Zum Teil kann man in Tonaufnahmen hineinhören. Ganz großartig: Kainz' "Sein oder Nichtsein"-Monolog von 1902, eine der ersten Theater-Schellackaufnahmen. Der Sprechmagier Josef Kainz (1858-1910), von vielen als der größte Schauspieler der Jahrhundertwende gefeiert, spielte und lebte den Hamlet 18 Jahre lang bis kurz vor seinem Tod. "Hamlet ist, wenn Kainz kommt", etablierte sich damals als Redewendung. Mehr als 50 Jahre später, 1962, bezieht sich Klaus Kinski auf Kainz als Vorbild, als er auf der Bühne des Berliner Sportpalastes neben anderen Klassiker-Monologen auch den Hamlet rezitiert und einen manierierten Sprechduktus anschlägt. Weil kein Regisseur mit ihm den Hamlet erarbeiten will, erfüllt sich Kinski seinen Traum selbst.

Frauen als Hamlet

Früh haben sich auch Frauen nicht von dieser Traumrolle abhalten lassen. Die Engländerin Sarah Siddons war 1777 die erste, in Deutschland folgte ihr 1779 Felicitas Abt nach, seither haben von Adele Sandrock über Sarah Bernhardt bis hin zu Angela Winkler (1999) und Bettina Hoppe (2011) immer wieder Schauspielerinnen ihren eigenen Zugang zur Prinzenrolle gesucht und gefunden. Auch gibt es nicht nur den "jungen, schönen, edlen" Hamlet, der das Bild in den Köpfen prägt. Gegenbesetzungen zum Hamlet romantischer Tradition gehören zur Aufführungsgeschichte.

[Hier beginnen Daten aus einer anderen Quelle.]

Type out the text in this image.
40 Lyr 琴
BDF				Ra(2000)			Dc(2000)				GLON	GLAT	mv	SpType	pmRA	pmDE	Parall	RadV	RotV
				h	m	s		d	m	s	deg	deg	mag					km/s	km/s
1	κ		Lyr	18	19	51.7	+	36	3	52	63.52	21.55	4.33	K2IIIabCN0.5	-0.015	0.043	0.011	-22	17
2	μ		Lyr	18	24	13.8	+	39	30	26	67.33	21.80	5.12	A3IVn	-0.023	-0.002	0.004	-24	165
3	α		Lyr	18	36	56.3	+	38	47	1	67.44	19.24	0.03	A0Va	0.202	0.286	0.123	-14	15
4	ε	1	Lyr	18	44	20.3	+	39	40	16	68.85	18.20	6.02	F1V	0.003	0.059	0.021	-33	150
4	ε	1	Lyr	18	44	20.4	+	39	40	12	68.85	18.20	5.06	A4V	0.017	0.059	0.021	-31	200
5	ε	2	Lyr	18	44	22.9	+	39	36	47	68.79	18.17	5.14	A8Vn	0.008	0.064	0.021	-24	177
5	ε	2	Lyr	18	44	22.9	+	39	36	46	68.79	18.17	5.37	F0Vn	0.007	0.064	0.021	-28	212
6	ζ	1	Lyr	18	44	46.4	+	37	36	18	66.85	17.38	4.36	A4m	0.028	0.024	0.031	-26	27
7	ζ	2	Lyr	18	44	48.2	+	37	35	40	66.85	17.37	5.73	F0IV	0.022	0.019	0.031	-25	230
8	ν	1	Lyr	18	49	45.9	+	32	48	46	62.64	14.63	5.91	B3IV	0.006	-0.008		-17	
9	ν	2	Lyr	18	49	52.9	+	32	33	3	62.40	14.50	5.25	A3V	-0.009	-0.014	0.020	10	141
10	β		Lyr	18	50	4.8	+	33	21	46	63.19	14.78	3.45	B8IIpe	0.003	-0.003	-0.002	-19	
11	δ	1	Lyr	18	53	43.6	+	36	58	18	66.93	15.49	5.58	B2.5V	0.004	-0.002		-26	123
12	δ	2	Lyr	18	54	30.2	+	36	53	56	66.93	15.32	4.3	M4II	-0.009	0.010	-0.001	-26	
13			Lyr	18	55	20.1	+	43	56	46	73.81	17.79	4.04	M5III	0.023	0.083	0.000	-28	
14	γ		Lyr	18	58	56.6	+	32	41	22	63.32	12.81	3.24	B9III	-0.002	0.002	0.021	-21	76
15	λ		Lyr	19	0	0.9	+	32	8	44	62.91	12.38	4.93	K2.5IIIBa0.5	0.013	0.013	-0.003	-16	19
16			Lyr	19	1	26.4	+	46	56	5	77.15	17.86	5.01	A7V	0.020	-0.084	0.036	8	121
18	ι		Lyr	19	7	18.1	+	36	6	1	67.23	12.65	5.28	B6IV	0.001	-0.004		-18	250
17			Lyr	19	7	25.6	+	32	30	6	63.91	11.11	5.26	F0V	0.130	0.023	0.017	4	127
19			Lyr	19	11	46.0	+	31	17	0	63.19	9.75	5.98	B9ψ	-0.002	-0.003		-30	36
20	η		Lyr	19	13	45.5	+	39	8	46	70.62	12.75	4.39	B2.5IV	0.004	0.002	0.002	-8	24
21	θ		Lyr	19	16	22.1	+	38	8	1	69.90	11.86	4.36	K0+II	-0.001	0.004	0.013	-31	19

Leopold Jessner besetzte 1926 in Berlin Fritz Kortner: mit blonder Perücke und wohlbeleibter Besessenheit - die Aufführung geriet zum Skandal. Peter Zadek inszenierte "Hamlet" 1977 in Bochum mit dem in jeder Hinsicht unprinzlichen Ulrich Wildgruber ganz frei und wild als "expressionistische Clownerie" (O-Ton Zadek). Ernst Wendt besetzte 1980 den korpulenten Lambert Hamel. Ulrich Tukur gab 1989 bei Michael Bogdanov in Hamburg ein gestresstes Terror-Kasperl mit fieser Clownsnase. Und als Hansgünther Heyme 1979 in Köln mit dem Fluxus-Künstler Wolf Vostell einen "Medien-Hamlet" konzipierte, markierte auf der von Bildschirmen überfüllten Bühne Wolfgang Robert den Hamlet als groben Kerl, alt, sprachlos, gebrochen. Seinen Sprechpart übernahm weitgehend der Regisseur.

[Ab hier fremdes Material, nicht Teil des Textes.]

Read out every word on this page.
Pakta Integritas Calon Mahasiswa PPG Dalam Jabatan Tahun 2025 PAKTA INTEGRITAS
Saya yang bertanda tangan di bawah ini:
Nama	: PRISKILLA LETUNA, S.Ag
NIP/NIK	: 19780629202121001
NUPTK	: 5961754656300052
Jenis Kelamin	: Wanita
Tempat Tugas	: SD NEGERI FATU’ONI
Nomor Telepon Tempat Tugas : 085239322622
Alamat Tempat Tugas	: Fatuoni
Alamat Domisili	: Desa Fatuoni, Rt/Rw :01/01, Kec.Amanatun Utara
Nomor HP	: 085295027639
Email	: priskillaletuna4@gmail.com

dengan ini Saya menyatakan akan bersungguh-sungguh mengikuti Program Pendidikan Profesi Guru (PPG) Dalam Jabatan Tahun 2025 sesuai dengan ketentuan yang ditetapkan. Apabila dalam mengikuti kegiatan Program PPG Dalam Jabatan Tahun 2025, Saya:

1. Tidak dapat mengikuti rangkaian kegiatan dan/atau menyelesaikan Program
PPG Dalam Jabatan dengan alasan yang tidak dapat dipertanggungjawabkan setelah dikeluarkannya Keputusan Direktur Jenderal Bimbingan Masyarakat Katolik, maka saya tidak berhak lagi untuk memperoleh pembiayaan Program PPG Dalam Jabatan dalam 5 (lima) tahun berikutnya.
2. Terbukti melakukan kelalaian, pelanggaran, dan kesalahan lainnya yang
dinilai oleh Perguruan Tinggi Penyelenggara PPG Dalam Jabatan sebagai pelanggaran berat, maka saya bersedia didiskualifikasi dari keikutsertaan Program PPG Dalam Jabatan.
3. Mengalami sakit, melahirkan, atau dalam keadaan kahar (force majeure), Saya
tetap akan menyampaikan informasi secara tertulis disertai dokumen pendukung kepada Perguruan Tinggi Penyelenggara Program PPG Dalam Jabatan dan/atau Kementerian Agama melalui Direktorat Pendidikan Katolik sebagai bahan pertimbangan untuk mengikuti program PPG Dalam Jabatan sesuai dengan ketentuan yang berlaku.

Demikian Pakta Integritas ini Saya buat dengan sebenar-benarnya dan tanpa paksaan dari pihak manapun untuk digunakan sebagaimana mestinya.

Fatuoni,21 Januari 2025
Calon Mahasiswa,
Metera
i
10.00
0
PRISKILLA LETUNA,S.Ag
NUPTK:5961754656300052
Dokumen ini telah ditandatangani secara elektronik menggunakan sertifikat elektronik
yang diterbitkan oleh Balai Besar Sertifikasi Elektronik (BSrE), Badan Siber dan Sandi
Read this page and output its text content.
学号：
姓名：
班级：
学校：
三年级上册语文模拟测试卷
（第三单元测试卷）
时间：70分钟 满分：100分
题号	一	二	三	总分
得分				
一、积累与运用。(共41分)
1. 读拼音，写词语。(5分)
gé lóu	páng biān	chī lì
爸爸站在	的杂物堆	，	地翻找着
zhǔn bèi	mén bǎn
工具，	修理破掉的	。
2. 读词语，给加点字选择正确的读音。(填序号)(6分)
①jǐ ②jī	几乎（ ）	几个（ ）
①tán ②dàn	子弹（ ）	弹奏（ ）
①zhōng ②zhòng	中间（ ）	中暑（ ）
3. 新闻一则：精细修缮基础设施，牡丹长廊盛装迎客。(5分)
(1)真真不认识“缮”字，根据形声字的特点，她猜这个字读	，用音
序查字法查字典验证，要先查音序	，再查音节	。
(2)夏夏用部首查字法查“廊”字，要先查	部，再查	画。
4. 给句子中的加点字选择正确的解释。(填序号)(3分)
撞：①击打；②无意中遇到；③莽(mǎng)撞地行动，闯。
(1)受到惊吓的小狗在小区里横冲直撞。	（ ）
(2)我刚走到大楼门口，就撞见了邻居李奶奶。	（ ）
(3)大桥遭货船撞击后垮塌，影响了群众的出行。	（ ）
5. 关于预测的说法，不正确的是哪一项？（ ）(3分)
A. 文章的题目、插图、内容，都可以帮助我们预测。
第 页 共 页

So zeigt die Schau anhand von Szenenbildern und Wandtafeln auch, wie sich Sehgewohnheiten ändern und sich jede Generation mit den Mitteln des Regietheaters ihren eigenen "Hamlet" sucht und erfindet, mal mehr oder weniger politisch motiviert, von Max Reinhardt über Heiner Müller bis Christoph Schlingensief. Wer will, kann auf Tabletmonitoren tiefer in einzelne Inszenierungen einsteigen oder in Alben blättern, für Eilige gibt es auch eine Strichmännchen-Variante.

Erste Textfassung von 1603

Die erste überlieferte "Hamlet"-Textfassung, basierend auf den Erinnerungen eines Schauspielers, datiert aus dem Jahr 1603 und wird als "Bad Quarto" bezeichnet. 1604/05 folgt eine zweite Ausgabe, die "Good Quarto", die auf einem früheren Entwurf Shakespeares beruhen könnte. Die erste Gesamtausgabe von Shakespeares Dramen erscheint 1623, sieben Jahre nach seinem Tod, im Folio-Buchformat.

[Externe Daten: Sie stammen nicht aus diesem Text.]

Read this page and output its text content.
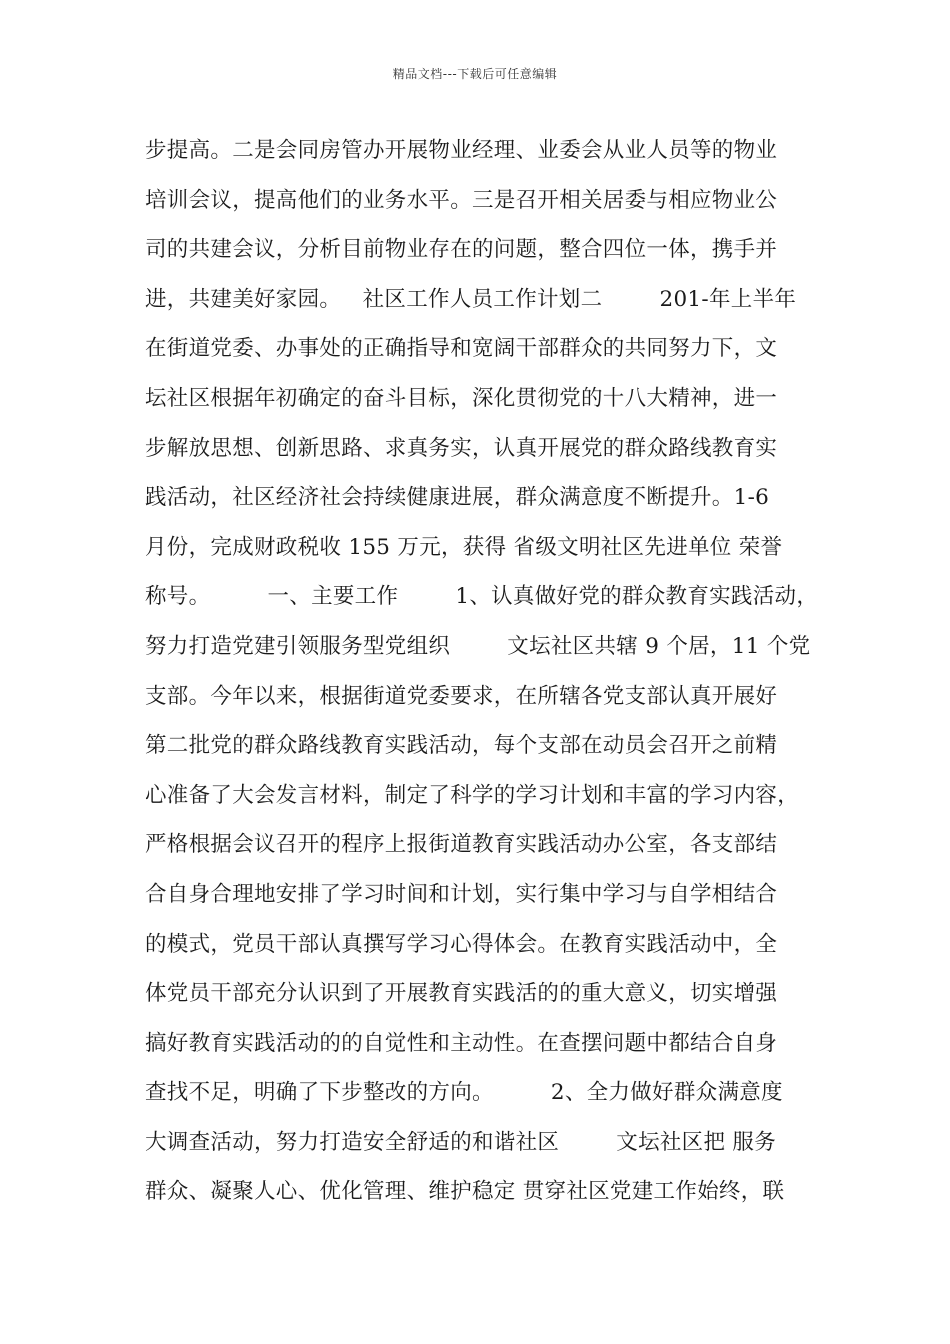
精品文档---下载后可任意编辑
步提高。二是会同房管办开展物业经理、业委会从业人员等的物业
培训会议，提高他们的业务水平。三是召开相关居委与相应物业公
司的共建会议，分析目前物业存在的问题，整合四位一体，携手并
进，共建美好家园。   社区工作人员工作计划二        201-年上半年
在街道党委、办事处的正确指导和宽阔干部群众的共同努力下，文
坛社区根据年初确定的奋斗目标，深化贯彻党的十八大精神，进一
步解放思想、创新思路、求真务实，认真开展党的群众路线教育实
践活动，社区经济社会持续健康进展，群众满意度不断提升。1-6
月份，完成财政税收 155 万元，获得 省级文明社区先进单位 荣誉
称号。        一、主要工作        1、认真做好党的群众教育实践活动，
努力打造党建引领服务型党组织        文坛社区共辖 9 个居，11 个党
支部。今年以来，根据街道党委要求，在所辖各党支部认真开展好
第二批党的群众路线教育实践活动，每个支部在动员会召开之前精
心准备了大会发言材料，制定了科学的学习计划和丰富的学习内容，
严格根据会议召开的程序上报街道教育实践活动办公室，各支部结
合自身合理地安排了学习时间和计划，实行集中学习与自学相结合
的模式，党员干部认真撰写学习心得体会。在教育实践活动中，全
体党员干部充分认识到了开展教育实践活的的重大意义，切实增强
搞好教育实践活动的的自觉性和主动性。在查摆问题中都结合自身
查找不足，明确了下步整改的方向。        2、全力做好群众满意度
大调查活动，努力打造安全舒适的和谐社区        文坛社区把 服务
群众、凝聚人心、优化管理、维护稳定 贯穿社区党建工作始终，联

In Deutschland setzt das Shakespeare-Fieber 1776 in Hamburg ein, als Friedrich Ludwig Schröder in seinem Comödienhaus den "Hamlet" zur Aufführung bringt - mit Johann Brockmann in der Titelrolle. Das Gastspiel in Berlin ein Jahr später löst eine wahre "Hamlet"-Euphorie aus. Die Begeisterung hat im Grunde nie wirklich nachgelassen. Während Shakespeare den Franzosen als zu obszön und viel zu wenig regelkonform galt, wurde er hierzulande zu einem "deutschen Ehrenklassiker", wie der Präsident der Deutschen Shakespeare-Gesellschaft Tobias Döring es formuliert: Shakespeare, das sei Pop.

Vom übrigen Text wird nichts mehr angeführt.